Мумии склонили головы и удалились.
Я развернулась к Цезарю.
– Как ты мог? Я думала, мы союзники!
Мне хватило ума не закричать: «Ты называл себя моим мужем!»
Неужели он забыл об этом?
Но я знала, что Цезарь ничего не забывает.
Все во мне кипело от негодования. Какое коварство, какое низкое предательство! Я отдала ему себя, стала игрушкой его мимолетного желания – и только ради того, чтобы снова сделаться пленницей?
Однако как бы ни бурлил во мне гнев, я не позволяла ему взять верх. В моем сознании оскорбленные чувства вели спор с рассудком.
Я прибыла из Ашкелона, рискуя жизнью, чтобы получить аудиенцию у Цезаря. И мне это удалось. У меня состоялась приватная беседа с ним, и он согласился восстановить меня на троне вопреки брату и его советникам. Они казались мне опасными врагами, но в присутствии Цезаря они повели себя как нашкодившие мальчишки.

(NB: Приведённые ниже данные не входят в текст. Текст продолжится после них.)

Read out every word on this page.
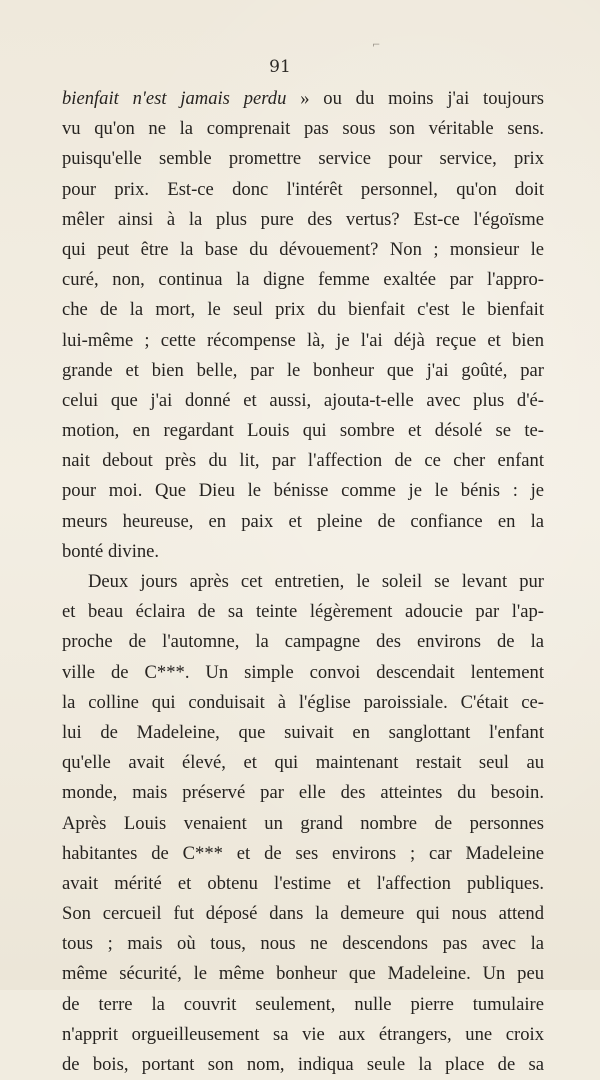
⌐
91
bienfait n'est jamais perdu » ou du moins j'ai toujours
vu qu'on ne la comprenait pas sous son véritable sens.
puisqu'elle semble promettre service pour service, prix
pour prix. Est-ce donc l'intérêt personnel, qu'on doit
mêler ainsi à la plus pure des vertus? Est-ce l'égoïsme
qui peut être la base du dévouement? Non ; monsieur le
curé, non, continua la digne femme exaltée par l'appro-
che de la mort, le seul prix du bienfait c'est le bienfait
lui-même ; cette récompense là, je l'ai déjà reçue et bien
grande et bien belle, par le bonheur que j'ai goûté, par
celui que j'ai donné et aussi, ajouta-t-elle avec plus d'é-
motion, en regardant Louis qui sombre et désolé se te-
nait debout près du lit, par l'affection de ce cher enfant
pour moi. Que Dieu le bénisse comme je le bénis : je
meurs heureuse, en paix et pleine de confiance en la
bonté divine.
Deux jours après cet entretien, le soleil se levant pur
et beau éclaira de sa teinte légèrement adoucie par l'ap-
proche de l'automne, la campagne des environs de la
ville de C***. Un simple convoi descendait lentement
la colline qui conduisait à l'église paroissiale. C'était ce-
lui de Madeleine, que suivait en sanglottant l'enfant
qu'elle avait élevé, et qui maintenant restait seul au
monde, mais préservé par elle des atteintes du besoin.
Après Louis venaient un grand nombre de personnes
habitantes de C*** et de ses environs ; car Madeleine
avait mérité et obtenu l'estime et l'affection publiques.
Son cercueil fut déposé dans la demeure qui nous attend
tous ; mais où tous, nous ne descendons pas avec la
même sécurité, le même bonheur que Madeleine. Un peu
de terre la couvrit seulement, nulle pierre tumulaire
n'apprit orgueilleusement sa vie aux étrangers, une croix
de bois, portant son nom, indiqua seule la place de sa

Им ясно дали понять, что сами по себе они ничего не значат. Выходит, я получила то, за чем пришла, – признание и политическую поддержку. Рассчитывать и надеяться на большее из-за одной ночи с моей стороны просто глупо.
Цезарь стоял, опершись на спинку кресла и склонив голову, так что я видела его лысеющую макушку. При свете дня Амон уже не был богом. И я не богиня – обычная женщина, которой нужен мужчина. Так повелось испокон веку, хотя для меня это было ново.
– Так оно и есть, – сказал Цезарь.
Мне потребовалась секунда, чтобы понять его ответ – и на мой молчаливый крик, и на произнесенные вслух слова.
– Тогда сделай меня единственной царицей! – воскликнула я. – С какой стати должна я его терпеть?
– Это ненадолго, – заверил он. – Но на данный момент необходимо. Должно сработать.
– Почему? – воскликнула я.
Он смерил меня долгим внимательным взглядом.
– Клеопатра. Как мне нравится звучание твоего имени!.. Ты прекрасно знаешь почему. И ты знаешь, что нам, властителям, порой приходится следовать букве закона. Хотя бы для того, чтобы потом отбросить его суть.
– Значит, публичное примирение неизбежно? – Я понимала, что говорю, как обиженный Птолемей, но ничего не могла с собой поделать.